Today, the Human Rights Campaign (HRC), the nation’s largest lesbian, gay, bisexual, transgender and queer (LGBTQ+) civil rights organization, marks the one-year anniversary of the Supreme Court’s decision in Dobbs v. Jackson Women’s Health Organization, which overturned a half-century of precedent by reversing Roe v. Wade to end abortion rights supported by a majority of Americans. This affects everyone who wants to have autonomy over their body and medical decisions as the ability to receive abortion care became significantly more difficult — often outright impossible — for millions of people across the country, including LGBTQ+ people.

The Dobbs decision is still heartbreaking and has of course been a setback — but the fight for abortion rights is not over. Advocates for reproductive freedom around the country have worked tirelessly over the last year - and long before - to ensure that as many people as possible continue to have access to the abortion care that they need. The Human Rights Campaign will lift up their voices and stories at every turn. Abortion is health care, and health care is a human right - but for too long, Roe was a right in name only for too many people, especially people of color and those living in rural areas and the South.
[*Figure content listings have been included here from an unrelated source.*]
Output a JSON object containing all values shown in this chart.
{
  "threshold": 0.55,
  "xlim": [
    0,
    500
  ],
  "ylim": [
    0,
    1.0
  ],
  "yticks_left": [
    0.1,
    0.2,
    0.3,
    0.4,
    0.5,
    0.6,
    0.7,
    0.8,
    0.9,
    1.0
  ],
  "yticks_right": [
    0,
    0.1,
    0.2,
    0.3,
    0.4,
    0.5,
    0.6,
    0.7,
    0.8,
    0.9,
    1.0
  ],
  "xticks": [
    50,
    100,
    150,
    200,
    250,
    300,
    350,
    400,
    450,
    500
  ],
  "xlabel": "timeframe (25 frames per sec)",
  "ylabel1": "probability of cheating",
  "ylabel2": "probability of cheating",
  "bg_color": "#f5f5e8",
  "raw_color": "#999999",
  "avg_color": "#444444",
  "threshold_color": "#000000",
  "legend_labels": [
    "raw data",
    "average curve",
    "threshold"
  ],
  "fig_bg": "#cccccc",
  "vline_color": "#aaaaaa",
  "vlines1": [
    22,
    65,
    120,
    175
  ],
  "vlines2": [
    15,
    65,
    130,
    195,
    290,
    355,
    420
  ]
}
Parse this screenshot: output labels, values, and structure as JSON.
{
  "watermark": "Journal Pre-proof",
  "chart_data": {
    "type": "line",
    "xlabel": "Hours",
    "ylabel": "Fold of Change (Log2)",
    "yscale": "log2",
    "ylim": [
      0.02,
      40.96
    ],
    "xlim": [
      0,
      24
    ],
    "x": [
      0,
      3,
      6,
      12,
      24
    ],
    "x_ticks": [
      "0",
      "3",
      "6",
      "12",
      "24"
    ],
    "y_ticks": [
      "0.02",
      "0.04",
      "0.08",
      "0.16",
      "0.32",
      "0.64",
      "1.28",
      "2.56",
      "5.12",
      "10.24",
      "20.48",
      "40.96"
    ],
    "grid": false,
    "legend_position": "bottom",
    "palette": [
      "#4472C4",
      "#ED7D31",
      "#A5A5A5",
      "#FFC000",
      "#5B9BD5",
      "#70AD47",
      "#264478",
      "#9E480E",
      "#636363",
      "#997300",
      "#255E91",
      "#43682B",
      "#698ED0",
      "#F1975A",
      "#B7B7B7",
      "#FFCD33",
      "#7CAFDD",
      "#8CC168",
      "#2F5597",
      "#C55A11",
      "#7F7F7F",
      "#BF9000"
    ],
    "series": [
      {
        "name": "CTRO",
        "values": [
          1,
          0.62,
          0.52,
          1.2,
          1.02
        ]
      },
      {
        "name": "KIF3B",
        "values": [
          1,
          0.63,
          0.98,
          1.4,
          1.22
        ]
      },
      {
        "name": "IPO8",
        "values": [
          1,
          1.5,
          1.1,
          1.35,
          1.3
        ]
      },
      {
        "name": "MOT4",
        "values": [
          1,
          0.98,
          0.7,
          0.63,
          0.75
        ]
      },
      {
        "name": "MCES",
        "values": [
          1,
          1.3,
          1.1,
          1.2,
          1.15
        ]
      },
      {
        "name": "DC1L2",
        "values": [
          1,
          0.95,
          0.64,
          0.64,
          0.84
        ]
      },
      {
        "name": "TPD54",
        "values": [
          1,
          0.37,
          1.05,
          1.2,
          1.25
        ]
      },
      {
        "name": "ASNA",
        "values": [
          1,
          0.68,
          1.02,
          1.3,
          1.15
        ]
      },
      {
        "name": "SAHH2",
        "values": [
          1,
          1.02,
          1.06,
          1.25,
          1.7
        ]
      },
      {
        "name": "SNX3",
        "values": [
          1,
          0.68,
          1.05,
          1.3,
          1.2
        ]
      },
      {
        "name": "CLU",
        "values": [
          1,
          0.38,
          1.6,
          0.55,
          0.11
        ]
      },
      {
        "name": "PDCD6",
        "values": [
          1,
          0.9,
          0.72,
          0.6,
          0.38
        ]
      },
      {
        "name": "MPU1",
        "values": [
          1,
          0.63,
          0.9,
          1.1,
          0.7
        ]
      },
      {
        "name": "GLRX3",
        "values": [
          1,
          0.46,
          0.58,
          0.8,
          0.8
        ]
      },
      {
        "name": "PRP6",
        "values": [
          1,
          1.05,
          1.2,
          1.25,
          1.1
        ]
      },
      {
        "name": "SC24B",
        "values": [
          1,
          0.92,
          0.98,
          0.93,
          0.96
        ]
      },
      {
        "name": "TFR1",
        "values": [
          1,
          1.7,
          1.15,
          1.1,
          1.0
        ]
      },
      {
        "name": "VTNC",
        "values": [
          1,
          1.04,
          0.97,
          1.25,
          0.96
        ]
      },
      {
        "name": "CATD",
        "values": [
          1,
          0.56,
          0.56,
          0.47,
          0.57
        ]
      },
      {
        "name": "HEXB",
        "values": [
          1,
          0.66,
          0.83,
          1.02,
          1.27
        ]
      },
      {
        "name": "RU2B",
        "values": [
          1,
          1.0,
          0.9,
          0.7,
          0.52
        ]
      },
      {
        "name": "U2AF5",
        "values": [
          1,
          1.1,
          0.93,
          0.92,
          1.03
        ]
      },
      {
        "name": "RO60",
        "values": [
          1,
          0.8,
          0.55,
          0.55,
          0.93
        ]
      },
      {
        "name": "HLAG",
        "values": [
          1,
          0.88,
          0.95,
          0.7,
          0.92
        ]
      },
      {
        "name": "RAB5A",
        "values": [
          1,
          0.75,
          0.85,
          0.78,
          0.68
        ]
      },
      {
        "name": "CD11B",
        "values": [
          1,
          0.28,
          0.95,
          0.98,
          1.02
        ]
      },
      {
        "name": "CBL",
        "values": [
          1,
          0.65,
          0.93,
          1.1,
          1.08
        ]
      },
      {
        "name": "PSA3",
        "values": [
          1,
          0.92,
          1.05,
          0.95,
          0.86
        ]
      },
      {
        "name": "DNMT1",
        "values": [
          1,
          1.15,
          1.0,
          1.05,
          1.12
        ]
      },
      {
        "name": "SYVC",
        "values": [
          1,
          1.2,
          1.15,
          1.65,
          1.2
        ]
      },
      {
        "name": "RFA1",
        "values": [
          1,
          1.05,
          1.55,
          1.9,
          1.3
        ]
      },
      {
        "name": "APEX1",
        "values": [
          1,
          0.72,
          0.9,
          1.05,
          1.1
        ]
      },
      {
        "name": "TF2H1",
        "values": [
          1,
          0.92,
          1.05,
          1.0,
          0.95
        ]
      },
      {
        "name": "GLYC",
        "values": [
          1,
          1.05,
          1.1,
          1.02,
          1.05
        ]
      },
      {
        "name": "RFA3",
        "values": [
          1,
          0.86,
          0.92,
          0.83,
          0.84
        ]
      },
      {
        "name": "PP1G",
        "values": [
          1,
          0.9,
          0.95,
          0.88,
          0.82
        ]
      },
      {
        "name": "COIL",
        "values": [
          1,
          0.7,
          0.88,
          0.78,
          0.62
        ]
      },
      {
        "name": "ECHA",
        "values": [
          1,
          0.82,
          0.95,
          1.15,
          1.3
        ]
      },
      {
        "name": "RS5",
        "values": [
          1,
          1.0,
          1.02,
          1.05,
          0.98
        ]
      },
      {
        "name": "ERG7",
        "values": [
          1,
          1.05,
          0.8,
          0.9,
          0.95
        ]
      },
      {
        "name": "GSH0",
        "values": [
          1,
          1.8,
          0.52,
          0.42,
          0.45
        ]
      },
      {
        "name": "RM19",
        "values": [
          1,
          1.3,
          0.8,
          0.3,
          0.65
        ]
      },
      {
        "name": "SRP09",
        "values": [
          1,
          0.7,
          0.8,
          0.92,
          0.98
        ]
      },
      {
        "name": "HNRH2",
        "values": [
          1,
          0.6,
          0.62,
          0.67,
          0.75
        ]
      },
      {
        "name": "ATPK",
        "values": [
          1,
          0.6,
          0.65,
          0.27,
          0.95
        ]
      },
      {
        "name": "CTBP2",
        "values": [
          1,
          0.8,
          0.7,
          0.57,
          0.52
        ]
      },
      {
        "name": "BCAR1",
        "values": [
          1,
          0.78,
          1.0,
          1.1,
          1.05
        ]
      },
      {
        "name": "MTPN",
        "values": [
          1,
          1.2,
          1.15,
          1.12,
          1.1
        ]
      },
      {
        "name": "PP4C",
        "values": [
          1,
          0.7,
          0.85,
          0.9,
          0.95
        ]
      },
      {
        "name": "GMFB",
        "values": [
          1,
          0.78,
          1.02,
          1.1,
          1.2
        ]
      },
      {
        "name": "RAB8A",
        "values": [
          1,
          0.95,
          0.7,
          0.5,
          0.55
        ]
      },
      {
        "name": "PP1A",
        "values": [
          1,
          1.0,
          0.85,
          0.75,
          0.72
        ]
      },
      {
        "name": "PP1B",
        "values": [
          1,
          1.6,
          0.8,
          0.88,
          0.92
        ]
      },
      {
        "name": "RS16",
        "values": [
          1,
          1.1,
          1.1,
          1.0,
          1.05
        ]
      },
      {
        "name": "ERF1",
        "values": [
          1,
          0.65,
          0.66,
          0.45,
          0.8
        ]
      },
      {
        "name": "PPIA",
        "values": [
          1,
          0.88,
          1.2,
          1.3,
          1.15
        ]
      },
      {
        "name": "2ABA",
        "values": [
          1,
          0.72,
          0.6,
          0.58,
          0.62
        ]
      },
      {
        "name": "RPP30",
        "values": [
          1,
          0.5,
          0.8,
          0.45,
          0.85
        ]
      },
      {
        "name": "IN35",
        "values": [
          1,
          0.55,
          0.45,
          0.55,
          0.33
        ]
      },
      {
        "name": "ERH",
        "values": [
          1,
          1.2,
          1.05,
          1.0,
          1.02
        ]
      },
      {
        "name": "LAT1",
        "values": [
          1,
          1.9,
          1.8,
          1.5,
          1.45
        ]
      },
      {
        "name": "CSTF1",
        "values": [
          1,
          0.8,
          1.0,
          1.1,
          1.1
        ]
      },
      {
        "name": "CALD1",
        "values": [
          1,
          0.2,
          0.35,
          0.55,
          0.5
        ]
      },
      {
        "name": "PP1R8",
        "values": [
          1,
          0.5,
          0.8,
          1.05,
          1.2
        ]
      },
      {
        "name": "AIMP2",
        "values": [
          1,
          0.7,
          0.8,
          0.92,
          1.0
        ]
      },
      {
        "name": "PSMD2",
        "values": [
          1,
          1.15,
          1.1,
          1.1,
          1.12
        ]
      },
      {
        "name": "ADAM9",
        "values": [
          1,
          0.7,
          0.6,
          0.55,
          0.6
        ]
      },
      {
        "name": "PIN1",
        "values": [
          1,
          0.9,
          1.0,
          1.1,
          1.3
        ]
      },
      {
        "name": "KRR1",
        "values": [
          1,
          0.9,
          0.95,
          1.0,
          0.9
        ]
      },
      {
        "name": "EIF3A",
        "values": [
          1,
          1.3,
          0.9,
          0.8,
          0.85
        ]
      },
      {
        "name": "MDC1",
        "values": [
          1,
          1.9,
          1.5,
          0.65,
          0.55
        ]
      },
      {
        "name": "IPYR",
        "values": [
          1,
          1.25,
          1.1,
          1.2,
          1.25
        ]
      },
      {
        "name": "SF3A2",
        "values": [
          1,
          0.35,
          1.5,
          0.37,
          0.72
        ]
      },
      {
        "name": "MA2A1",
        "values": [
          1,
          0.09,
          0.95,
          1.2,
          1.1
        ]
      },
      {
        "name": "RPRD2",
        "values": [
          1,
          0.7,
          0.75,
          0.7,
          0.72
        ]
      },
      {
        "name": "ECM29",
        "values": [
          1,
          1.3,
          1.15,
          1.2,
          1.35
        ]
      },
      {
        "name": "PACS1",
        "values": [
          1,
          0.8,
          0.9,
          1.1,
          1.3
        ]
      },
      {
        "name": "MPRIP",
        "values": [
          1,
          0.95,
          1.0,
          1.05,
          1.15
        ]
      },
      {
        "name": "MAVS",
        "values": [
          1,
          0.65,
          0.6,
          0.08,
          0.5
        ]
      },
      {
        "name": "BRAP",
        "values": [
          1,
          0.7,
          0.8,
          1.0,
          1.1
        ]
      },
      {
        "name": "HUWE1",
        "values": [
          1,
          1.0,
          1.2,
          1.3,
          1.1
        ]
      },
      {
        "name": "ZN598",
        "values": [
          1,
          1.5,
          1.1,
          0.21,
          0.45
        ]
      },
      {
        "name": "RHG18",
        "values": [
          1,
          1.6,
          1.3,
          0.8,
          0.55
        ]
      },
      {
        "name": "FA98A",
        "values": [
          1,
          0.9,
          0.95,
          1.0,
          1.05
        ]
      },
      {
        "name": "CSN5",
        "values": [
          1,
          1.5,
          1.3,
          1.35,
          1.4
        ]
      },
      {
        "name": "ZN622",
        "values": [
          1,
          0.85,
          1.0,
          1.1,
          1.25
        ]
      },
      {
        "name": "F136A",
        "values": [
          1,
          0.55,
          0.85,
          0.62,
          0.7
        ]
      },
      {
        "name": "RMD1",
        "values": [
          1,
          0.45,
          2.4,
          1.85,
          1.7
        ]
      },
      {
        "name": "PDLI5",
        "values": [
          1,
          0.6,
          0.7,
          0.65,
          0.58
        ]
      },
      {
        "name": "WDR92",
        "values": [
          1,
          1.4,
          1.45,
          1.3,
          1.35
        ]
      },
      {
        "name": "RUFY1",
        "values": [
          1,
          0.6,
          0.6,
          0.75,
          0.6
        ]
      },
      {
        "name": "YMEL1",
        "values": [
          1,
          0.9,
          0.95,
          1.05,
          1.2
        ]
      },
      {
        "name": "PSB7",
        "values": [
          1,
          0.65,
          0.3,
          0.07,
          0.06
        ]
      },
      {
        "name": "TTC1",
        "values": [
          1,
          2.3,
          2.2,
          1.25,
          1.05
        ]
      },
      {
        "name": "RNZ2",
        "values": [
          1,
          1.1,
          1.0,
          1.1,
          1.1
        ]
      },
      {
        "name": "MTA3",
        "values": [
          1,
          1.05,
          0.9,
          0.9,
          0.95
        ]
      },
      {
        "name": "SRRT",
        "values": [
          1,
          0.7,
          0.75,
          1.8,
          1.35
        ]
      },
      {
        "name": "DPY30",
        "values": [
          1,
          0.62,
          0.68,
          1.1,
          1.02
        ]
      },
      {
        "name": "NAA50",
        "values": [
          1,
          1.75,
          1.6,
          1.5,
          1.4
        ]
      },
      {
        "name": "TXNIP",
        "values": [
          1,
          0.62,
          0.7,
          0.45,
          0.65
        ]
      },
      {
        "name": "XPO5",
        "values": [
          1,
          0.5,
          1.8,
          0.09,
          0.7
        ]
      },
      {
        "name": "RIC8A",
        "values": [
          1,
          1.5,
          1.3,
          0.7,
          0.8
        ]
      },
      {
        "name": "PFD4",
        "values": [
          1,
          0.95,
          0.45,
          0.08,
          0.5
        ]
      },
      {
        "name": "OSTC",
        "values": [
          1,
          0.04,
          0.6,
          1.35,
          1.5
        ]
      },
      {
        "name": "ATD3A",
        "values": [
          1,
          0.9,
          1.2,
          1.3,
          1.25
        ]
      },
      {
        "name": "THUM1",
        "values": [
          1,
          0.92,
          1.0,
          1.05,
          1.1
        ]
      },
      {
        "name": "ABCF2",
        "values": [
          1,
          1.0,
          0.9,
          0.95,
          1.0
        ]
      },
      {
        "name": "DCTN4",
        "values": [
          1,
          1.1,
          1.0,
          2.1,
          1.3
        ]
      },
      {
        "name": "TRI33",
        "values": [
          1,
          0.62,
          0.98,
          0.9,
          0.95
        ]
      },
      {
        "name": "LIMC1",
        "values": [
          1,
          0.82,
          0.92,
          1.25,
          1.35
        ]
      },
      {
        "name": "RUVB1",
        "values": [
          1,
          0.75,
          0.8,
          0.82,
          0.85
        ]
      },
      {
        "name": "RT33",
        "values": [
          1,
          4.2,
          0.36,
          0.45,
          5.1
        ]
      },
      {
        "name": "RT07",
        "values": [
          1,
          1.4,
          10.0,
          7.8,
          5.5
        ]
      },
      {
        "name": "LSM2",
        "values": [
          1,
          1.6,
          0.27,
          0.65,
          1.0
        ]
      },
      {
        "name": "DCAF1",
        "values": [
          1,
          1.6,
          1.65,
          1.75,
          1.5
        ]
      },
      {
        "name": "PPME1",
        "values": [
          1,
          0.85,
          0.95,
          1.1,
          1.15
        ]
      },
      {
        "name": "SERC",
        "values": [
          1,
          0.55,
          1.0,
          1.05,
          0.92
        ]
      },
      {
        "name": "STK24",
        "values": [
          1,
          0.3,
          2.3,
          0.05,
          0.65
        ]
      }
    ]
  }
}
Now is the time to fight for full bodily autonomy and reproductive freedom without exception.

Kelley Robinson, President of the Human Rights Campaign

Despite the Dobbs decision overturning Roe v. Wade, public opinion towards safe, legal abortion remains widely popular. In just the past year, voters in states like Kentucky and Kansas have rejected attempts to strip abortion access, and states such as Michigan. Vermont, and California have enshrined the right to reproductive care in their state constitutions.

LGBTQ+ people are disproportionately affected by abortion bans. Even prior to the Dobbs decision, lesbian, bisexual, and queer cisgender women reported higher rates of unwanted or mistimed pregnancies relative to heterosexual women, often due to the discrimination that they face in healthcare settings. In turn, lesbian, bisexual, and queer cisgender women are more likely to seek abortion care than their heterosexual counterparts: 15% of exclusively heterosexual women sought an abortion, compared to 22.8% of lesbians and 27.2% of bisexual women.

The Dobbs case was brought about by the Alliance Defending Freedom (ADF), an organization classified as an anti-LGBTQ+ hate group by the Southern Poverty Law Center. ADF has long been a driving force behind numerous pieces of legislation targeting life-saving, best practice, medically necessary health care for transgender youth, some of which are now law. The organization has also been supportive of laws across the globe that seek to severely limit or criminalize the free speech and existence of LGBTQ+ people.